About the Phase 1b Frontline Combination Trial of AG-221 or AG-120 in Newly Diagnosed AML Patients Eligible for Intensive Chemotherapy

The Phase 1b, multicenter, international, open-label clinical trial will evaluate the safety and clinical activity of AG-221 or AG-120 in combination with induction and consolidation therapy in patients with newly diagnosed AML with an IDH2 and/or IDH1 mutation who are eligible for intensive chemotherapy. The study will evaluate continuous dosing for up to one year with AG-221 administered at an initial oral dose of 100 mg once daily in patients with an IDH2 mutation or AG-120 administered at an initial oral dose of 500 mg once daily in patients with an IDH1 mutation. AG-221 or AG-120 will be administered with two types of AML induction therapies (cytarabine with either daunorubicin or idarubicin) and two types of AML consolidation therapies (mitoxantrone with etoposide [ME] or cytarabine).

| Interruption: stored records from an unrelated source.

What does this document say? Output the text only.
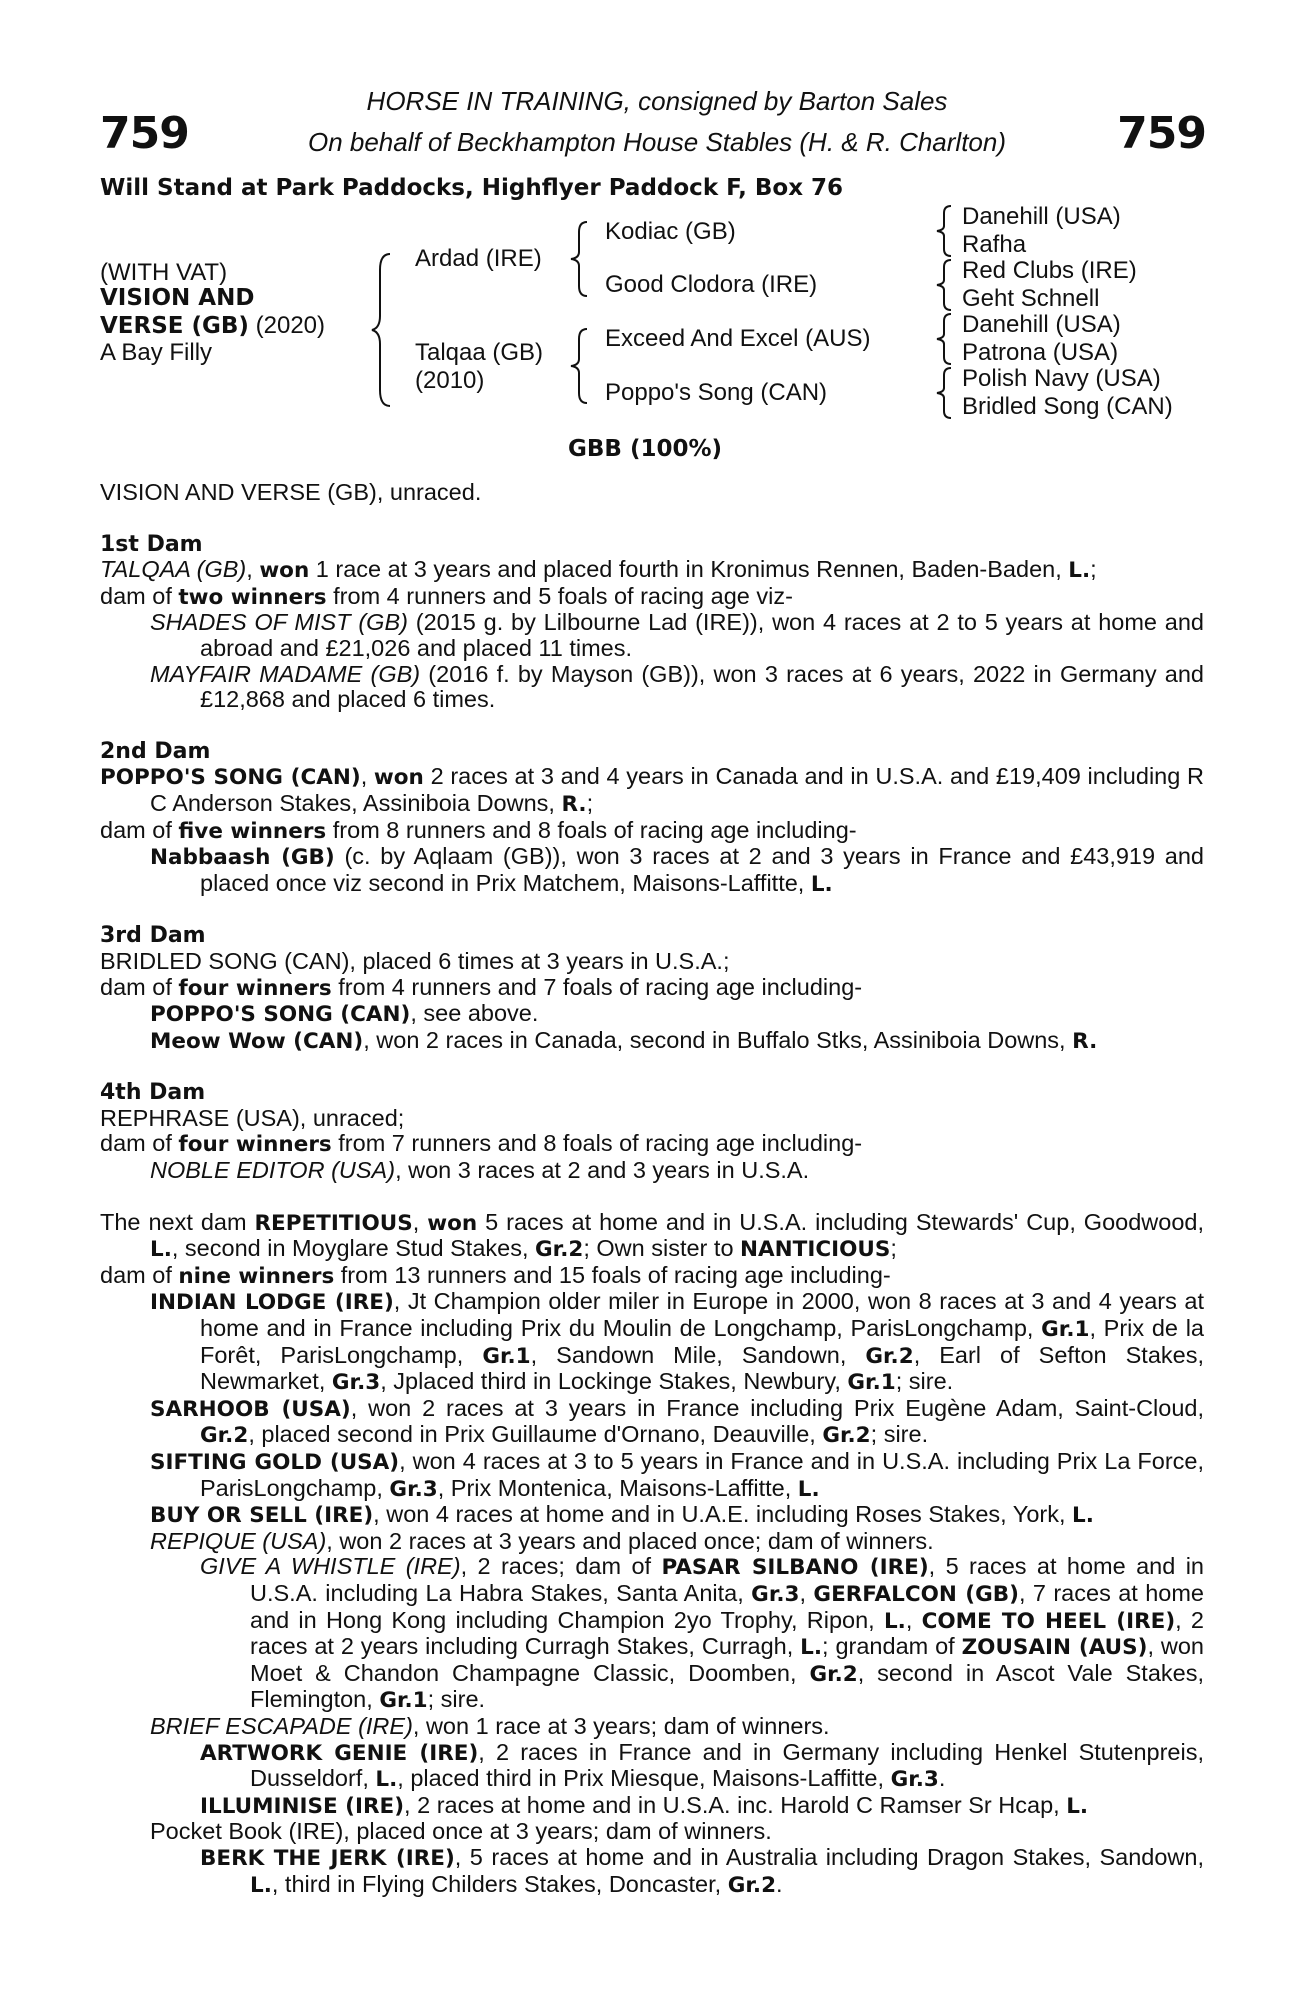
759	759
HORSE IN TRAINING, consigned by Barton Sales
On behalf of Beckhampton House Stables (H. & R. Charlton)
Will Stand at Park Paddocks, Highflyer Paddock F, Box 76
(WITH VAT)
VISION AND
VERSE (GB) (2020)
A Bay Filly
Ardad (IRE)
Talqaa (GB)
(2010)
Kodiac (GB)
Good Clodora (IRE)
Exceed And Excel (AUS)
Poppo's Song (CAN)
Danehill (USA)
Rafha
Red Clubs (IRE)
Geht Schnell
Danehill (USA)
Patrona (USA)
Polish Navy (USA)
Bridled Song (CAN)
GBB (100%)

VISION AND VERSE (GB), unraced.

1st Dam

TALQAA (GB), won 1 race at 3 years and placed fourth in Kronimus Rennen, Baden-Baden, L.;

dam of two winners from 4 runners and 5 foals of racing age viz-

SHADES OF MIST (GB) (2015 g. by Lilbourne Lad (IRE)), won 4 races at 2 to 5 years at home and abroad and £21,026 and placed 11 times.

MAYFAIR MADAME (GB) (2016 f. by Mayson (GB)), won 3 races at 6 years, 2022 in Germany and £12,868 and placed 6 times.

2nd Dam

POPPO'S SONG (CAN), won 2 races at 3 and 4 years in Canada and in U.S.A. and £19,409 including R C Anderson Stakes, Assiniboia Downs, R.;

dam of five winners from 8 runners and 8 foals of racing age including-

Nabbaash (GB) (c. by Aqlaam (GB)), won 3 races at 2 and 3 years in France and £43,919 and placed once viz second in Prix Matchem, Maisons-Laffitte, L.

3rd Dam

BRIDLED SONG (CAN), placed 6 times at 3 years in U.S.A.;

dam of four winners from 4 runners and 7 foals of racing age including-

POPPO'S SONG (CAN), see above.

Meow Wow (CAN), won 2 races in Canada, second in Buffalo Stks, Assiniboia Downs, R.

4th Dam

REPHRASE (USA), unraced;

dam of four winners from 7 runners and 8 foals of racing age including-

NOBLE EDITOR (USA), won 3 races at 2 and 3 years in U.S.A.

The next dam REPETITIOUS, won 5 races at home and in U.S.A. including Stewards' Cup, Goodwood, L., second in Moyglare Stud Stakes, Gr.2; Own sister to NANTICIOUS;

dam of nine winners from 13 runners and 15 foals of racing age including-

INDIAN LODGE (IRE), Jt Champion older miler in Europe in 2000, won 8 races at 3 and 4 years at home and in France including Prix du Moulin de Longchamp, ParisLongchamp, Gr.1, Prix de la Forêt, ParisLongchamp, Gr.1, Sandown Mile, Sandown, Gr.2, Earl of Sefton Stakes, Newmarket, Gr.3, Jplaced third in Lockinge Stakes, Newbury, Gr.1; sire.

SARHOOB (USA), won 2 races at 3 years in France including Prix Eugène Adam, Saint-Cloud, Gr.2, placed second in Prix Guillaume d'Ornano, Deauville, Gr.2; sire.

SIFTING GOLD (USA), won 4 races at 3 to 5 years in France and in U.S.A. including Prix La Force, ParisLongchamp, Gr.3, Prix Montenica, Maisons-Laffitte, L.

BUY OR SELL (IRE), won 4 races at home and in U.A.E. including Roses Stakes, York, L.

REPIQUE (USA), won 2 races at 3 years and placed once; dam of winners.

GIVE A WHISTLE (IRE), 2 races; dam of PASAR SILBANO (IRE), 5 races at home and in U.S.A. including La Habra Stakes, Santa Anita, Gr.3, GERFALCON (GB), 7 races at home and in Hong Kong including Champion 2yo Trophy, Ripon, L., COME TO HEEL (IRE), 2 races at 2 years including Curragh Stakes, Curragh, L.; grandam of ZOUSAIN (AUS), won Moet & Chandon Champagne Classic, Doomben, Gr.2, second in Ascot Vale Stakes, Flemington, Gr.1; sire.

BRIEF ESCAPADE (IRE), won 1 race at 3 years; dam of winners.

ARTWORK GENIE (IRE), 2 races in France and in Germany including Henkel Stutenpreis, Dusseldorf, L., placed third in Prix Miesque, Maisons-Laffitte, Gr.3.

ILLUMINISE (IRE), 2 races at home and in U.S.A. inc. Harold C Ramser Sr Hcap, L.

Pocket Book (IRE), placed once at 3 years; dam of winners.

BERK THE JERK (IRE), 5 races at home and in Australia including Dragon Stakes, Sandown, L., third in Flying Childers Stakes, Doncaster, Gr.2.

The primary endpoint of the trial is to determine safety and tolerability, and the secondary endpoints include: characterization of pharmacokinetics, establishment of the recommended Phase 2 dose, and evaluation of 2-HG levels and clinical activity of the combination with standard induction. This study is open for enrollment and will include approximately twenty centers that will enroll up to 90 patients.

All patients will receive induction therapy in combination with AG-120 or AG-221. Patients who achieve a complete remission (CR), CR with incomplete platelet recovery (CRp) or CR with incomplete hematologic recovery (CRi) at the end of induction therapy will go on to receive consolidation therapy. Following consolidation therapy, patients may continue on maintenance therapy and receive daily treatment with AG-120 or AG-221 for up to one year, until relapse, development of an unacceptable toxicity or hematopoietic stem cell transplant (HSCT).